As if to acknowledge it was being less contrite than some might expect, it published a separate newspaper ad quoting a snack wholesaler: “This is no time to be wasting money on an apology ad.”

In a marketing firm’s survey about the umaibo price hike, almost 70% of people selected a response that read: “It’s kind of amazing that the price has never been raised before.” The snack first went on sale 42 years ago.

Yuko Ueda, a 41-year-old homemaker who was recently out buying a box of sushi for dinner, said the disappearance of apologies wasn’t surprising now that the cost of everything is rising.

“When prices go up, I would expect better customer service or better products rather than apologies,” she said.

Mitsuko Komeda, a 52-year-old owner of a beauty salon, said Japan’s relatively mild inflation rate of around 2.5% might mean businesses didn’t feel the pressure to apologize so much.

“Look at other countries. They’re raising prices much more,” she said.

Yasuyo Yamanaka, a 38-year-old accountant who was eating a bowl of noodles at Ichiyoshi Soba in Tokyo on a recent afternoon, said apologies help show businesses care about their customers, and foster loyalty.

“I believe this is a sense probably only shared by Japanese,” she said.

Apologies are an expected part of basic manners in Japan, where work colleagues might see you as inconsiderate if you don’t apologize for taking a vacation.
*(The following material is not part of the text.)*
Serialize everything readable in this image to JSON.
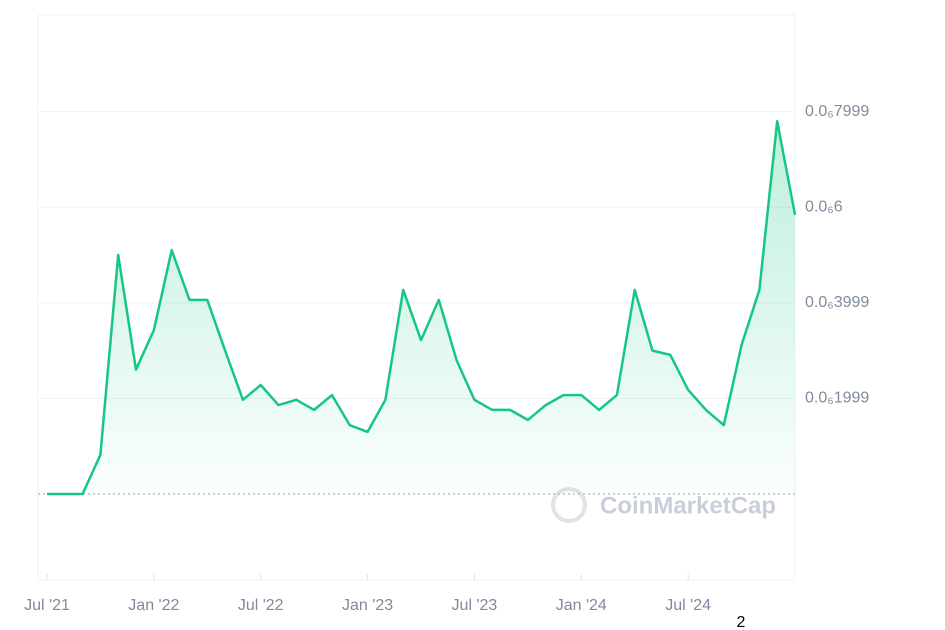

That could mean you’re not invited the next time the team goes out for lunch together.

It’s even considered good manners to apologize for problems that aren’t your fault. In the early stages of the Covid-19 pandemic, the head of the national soccer association said he was “deeply sorry for causing concern and trouble to others” by catching the virus.

Some management books tout the use of apologies as a weapon for success. A long-running manga series about a hapless policeman features a story line in which the main character gets recruited to a new job because of his skill at apologizing, developed through numerous screw-ups.
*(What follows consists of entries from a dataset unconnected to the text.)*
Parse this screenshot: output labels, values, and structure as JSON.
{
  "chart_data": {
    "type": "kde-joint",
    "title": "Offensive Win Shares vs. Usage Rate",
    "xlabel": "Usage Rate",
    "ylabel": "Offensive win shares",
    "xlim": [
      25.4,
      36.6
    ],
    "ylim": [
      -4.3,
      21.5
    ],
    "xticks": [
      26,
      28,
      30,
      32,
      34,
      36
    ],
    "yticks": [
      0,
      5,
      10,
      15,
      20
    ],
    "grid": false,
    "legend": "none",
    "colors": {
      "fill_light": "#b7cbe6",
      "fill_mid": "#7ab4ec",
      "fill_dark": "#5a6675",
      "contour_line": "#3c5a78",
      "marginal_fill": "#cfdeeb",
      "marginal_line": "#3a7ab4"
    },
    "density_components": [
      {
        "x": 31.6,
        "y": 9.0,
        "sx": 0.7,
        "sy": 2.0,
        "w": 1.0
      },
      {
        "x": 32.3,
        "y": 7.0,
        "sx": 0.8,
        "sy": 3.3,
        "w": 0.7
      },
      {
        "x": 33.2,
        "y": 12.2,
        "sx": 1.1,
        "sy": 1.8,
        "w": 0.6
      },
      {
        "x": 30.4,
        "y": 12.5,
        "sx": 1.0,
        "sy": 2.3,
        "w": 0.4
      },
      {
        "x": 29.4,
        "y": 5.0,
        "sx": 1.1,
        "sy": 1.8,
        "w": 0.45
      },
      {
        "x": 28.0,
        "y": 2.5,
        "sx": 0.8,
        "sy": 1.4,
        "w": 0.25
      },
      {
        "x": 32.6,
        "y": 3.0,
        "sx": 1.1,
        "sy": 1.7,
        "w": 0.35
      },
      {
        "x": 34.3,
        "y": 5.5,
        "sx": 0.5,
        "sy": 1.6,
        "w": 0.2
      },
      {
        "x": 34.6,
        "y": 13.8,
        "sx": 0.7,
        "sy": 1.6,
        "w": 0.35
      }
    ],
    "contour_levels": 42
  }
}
The change in etiquette for businesses this year is partly because companies no longer need to worry so much about looking like the lone bad guy, since nearly everyone is charging more.

“Companies had long been hesitant to raise prices” out of fear of losing customers to their rivals, said Tsutomu Watanabe, a professor of economics at the University of Tokyo. “But that is now changing.”

Some people are suspicious of stealth price hikes by businesses taking advantage of the movement of the herd.

“I understand costs for fuel and fertilizer have gone up,” said Atsushi Takashina, a 67-year-old retiree, while munching on snacks outside a Tokyo shopping mall. “But when it comes to food, I feel some are taking advantage of a general rise in prices to raise prices.”

Meanwhile, the governor of the Bank of Japan, who has been trying to stoke mild inflation for years to kick-start the economy, apologized recently after facing criticism for saying consumers were becoming more accepting of price increases. “It was not my intention to say” that, Mr. Kuroda said. “I apologize for the confusion.”

Companies are still making efforts to be sensitive. Instead of an apology, one go-to strategy when raising prices is to ask for customers’ “understanding.” Torikizoku, a chain of restaurants specializing in low-cost grilled chicken, recently raised prices and said it sought customers’ understanding as it faced “ever mounting raw materials and energy costs.”

Back in December, Ichiyoshi Soba, the Tokyo noodle restaurant, put up signs to show its remorse for raising the price of everything on its menu by 7 cents. “We’re really sorry to our customers,” it said.

President Kohei Yamamoto said his costs have already risen by nearly 20% since the December price change and are expected to rise further, forcing him to lift prices again at some point this year.

“There is no other choice,” he said, adding that it might be easier if his business was in a Western country where passing on higher costs to consumers is commonplace.

He said many of his customers regularly eat at his restaurant. “I am genuinely very sorry for them,” he said.